The House signing off on this ban is hardly surprising, but unfortunately, with the Affordable Care Act slated to be dismantled, this year there’s a new twist. Women in the US will receive no federal financial assistance whether they are insured through public programs like Medicaid, and now, according to the Center for American Progress, even if they purchase private health insurance on the Affordable Care Act exchanges.

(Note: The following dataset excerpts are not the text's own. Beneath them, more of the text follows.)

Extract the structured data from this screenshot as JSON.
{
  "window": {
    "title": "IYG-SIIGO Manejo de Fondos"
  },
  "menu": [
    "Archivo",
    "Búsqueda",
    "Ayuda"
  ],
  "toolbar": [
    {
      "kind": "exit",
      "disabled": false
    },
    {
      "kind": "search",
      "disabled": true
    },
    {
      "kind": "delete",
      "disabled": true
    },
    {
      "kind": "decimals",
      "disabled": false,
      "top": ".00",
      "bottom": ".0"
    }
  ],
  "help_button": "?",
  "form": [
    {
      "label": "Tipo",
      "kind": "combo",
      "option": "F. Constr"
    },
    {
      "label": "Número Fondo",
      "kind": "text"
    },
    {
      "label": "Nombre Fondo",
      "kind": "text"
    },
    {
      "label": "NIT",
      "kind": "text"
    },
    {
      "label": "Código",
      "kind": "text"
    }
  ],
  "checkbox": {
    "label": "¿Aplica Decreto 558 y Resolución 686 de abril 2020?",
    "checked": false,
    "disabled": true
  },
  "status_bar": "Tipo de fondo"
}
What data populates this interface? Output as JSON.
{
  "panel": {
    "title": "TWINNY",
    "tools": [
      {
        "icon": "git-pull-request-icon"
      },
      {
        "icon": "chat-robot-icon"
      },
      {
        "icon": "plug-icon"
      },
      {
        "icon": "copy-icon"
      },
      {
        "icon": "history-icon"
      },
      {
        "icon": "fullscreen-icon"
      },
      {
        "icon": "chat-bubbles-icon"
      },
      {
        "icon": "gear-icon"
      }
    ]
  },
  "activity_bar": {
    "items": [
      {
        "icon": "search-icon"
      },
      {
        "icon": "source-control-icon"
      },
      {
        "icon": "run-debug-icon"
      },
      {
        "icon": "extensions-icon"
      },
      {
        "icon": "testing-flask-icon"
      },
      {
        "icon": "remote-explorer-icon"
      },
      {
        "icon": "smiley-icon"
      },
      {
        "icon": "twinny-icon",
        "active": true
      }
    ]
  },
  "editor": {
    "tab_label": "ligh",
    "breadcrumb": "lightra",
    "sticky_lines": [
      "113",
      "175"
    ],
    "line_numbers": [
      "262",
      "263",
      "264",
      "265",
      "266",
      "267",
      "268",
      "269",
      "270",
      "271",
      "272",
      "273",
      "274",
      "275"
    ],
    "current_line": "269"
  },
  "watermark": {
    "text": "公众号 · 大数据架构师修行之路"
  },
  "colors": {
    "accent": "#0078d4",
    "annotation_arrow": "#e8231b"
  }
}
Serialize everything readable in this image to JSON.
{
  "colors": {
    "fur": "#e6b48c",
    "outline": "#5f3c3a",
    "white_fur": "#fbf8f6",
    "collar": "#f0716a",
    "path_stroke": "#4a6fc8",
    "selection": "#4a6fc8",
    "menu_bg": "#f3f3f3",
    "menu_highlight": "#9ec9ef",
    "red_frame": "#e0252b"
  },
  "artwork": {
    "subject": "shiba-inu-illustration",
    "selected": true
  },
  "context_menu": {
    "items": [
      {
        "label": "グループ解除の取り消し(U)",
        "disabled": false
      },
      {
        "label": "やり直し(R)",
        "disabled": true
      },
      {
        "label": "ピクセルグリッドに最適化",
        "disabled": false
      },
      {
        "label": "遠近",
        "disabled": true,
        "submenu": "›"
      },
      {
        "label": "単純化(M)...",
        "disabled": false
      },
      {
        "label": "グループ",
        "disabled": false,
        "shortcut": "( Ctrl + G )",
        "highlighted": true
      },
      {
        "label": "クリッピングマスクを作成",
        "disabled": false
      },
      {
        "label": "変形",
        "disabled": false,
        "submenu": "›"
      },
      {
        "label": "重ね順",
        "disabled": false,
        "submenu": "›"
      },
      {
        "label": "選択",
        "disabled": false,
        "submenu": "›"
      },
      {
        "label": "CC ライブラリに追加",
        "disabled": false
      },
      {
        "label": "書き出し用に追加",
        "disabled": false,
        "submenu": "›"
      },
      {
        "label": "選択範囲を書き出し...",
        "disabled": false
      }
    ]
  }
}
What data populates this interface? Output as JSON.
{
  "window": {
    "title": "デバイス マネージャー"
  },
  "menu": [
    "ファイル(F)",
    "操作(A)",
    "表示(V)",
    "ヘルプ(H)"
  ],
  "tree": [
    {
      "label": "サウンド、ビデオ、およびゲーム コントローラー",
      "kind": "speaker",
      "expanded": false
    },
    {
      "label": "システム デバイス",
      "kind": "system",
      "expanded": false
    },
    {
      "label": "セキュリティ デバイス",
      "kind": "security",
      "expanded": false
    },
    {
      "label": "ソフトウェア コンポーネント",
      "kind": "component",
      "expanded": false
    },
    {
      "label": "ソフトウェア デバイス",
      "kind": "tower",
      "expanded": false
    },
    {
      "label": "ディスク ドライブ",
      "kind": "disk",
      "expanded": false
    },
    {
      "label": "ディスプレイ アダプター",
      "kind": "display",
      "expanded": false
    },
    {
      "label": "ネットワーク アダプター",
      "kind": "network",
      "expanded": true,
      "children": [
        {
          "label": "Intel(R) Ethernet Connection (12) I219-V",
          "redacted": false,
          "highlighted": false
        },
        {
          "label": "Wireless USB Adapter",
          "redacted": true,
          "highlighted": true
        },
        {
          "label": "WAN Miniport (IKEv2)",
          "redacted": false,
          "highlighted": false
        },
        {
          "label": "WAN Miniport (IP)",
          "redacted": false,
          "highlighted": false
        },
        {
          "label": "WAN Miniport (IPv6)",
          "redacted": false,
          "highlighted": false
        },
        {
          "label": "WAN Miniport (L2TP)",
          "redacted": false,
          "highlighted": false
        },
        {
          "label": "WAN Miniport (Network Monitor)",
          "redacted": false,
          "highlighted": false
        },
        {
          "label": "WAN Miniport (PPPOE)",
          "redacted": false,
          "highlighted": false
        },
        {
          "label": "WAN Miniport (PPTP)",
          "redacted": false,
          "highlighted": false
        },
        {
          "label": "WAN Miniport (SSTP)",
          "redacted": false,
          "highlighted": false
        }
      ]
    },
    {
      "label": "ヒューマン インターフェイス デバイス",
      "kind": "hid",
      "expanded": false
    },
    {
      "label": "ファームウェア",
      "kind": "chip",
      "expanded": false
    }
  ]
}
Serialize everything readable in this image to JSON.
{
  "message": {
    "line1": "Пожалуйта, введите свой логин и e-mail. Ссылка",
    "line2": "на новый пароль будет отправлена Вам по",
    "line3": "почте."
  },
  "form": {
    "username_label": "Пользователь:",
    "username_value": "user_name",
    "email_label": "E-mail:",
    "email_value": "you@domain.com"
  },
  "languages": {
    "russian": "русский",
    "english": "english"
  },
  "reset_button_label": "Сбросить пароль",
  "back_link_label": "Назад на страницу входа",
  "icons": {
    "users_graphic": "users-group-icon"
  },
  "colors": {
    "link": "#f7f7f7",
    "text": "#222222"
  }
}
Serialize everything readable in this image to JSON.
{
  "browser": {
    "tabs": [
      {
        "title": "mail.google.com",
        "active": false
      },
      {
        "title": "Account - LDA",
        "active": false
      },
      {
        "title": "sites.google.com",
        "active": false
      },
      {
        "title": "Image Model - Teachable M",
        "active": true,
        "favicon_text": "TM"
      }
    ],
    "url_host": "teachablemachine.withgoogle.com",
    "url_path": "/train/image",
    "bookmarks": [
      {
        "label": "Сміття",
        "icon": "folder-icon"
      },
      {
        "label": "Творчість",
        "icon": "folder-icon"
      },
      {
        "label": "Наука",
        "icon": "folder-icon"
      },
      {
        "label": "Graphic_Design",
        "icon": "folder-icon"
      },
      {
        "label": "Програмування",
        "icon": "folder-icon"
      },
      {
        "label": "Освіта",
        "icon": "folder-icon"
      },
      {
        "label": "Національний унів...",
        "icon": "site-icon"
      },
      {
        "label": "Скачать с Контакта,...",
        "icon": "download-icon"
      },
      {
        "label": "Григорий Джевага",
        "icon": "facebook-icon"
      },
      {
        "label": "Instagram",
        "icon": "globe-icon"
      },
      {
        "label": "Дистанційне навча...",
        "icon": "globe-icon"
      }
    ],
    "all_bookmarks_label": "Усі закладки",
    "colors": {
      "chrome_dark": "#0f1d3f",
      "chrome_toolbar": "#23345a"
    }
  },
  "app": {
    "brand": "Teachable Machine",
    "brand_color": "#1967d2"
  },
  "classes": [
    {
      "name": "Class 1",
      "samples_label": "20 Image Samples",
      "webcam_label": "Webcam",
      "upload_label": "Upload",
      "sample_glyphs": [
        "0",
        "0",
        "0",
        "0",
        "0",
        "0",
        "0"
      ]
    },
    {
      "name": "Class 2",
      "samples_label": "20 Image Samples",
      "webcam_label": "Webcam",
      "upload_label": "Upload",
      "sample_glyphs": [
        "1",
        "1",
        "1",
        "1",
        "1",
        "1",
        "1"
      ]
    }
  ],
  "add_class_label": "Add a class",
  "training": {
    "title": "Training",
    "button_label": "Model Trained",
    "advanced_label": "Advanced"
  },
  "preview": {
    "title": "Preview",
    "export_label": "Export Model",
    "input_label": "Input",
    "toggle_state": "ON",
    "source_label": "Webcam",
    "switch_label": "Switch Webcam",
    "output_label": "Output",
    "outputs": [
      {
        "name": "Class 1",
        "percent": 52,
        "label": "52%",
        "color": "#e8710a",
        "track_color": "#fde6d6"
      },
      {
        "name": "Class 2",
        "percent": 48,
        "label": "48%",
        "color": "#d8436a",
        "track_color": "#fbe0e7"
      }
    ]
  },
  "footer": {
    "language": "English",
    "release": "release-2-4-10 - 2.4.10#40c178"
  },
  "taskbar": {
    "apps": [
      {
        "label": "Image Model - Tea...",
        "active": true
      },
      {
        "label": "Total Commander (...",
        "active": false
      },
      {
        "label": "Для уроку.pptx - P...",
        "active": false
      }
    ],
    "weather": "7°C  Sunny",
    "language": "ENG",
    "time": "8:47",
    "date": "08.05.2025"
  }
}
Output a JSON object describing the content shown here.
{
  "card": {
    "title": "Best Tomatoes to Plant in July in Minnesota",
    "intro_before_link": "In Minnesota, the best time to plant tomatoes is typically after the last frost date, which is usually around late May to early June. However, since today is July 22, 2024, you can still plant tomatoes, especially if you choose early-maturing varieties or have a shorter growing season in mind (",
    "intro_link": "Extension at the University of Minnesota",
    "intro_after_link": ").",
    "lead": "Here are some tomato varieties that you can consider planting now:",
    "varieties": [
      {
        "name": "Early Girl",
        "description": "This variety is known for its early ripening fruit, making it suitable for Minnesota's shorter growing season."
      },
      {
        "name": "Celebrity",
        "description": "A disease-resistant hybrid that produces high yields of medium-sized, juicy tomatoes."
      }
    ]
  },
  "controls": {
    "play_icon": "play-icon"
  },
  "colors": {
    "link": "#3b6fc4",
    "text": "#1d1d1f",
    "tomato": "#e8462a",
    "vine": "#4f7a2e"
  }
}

Women have always found ways to circumvent awful restrictions on abortion, often at the expense of their safety and convenience, whether by traveling out of state or performing self-induced abortions. But as Diane Horvath-Cosper, an abortion provider and an advocacy fellow with Physicians for Reproductive Health told Vox, sweepingly cutting off financial assistance for the procedure is a different beast from TRAP laws (laws that place expensive, medically unnecessary requirements on clinics to force them to shut down).

“Women will go to great lengths to get an abortion,” Horvath-Cosper told Vox. “But you can’t get blood from a stone. If somebody doesn’t have the money, they don’t have the money.”

Pair this with the impending defunding of Planned Parenthood, and a very clear message is being sent to poor women that their human right to choose if and when they want to be parents is history. Conservative lawmakers tend to endlessly flex their notions of wholly imagined moral superiority, but I dare a single one of them to look in the face of a terrified, pregnant woman on Medicaid after voting in favor of HR7.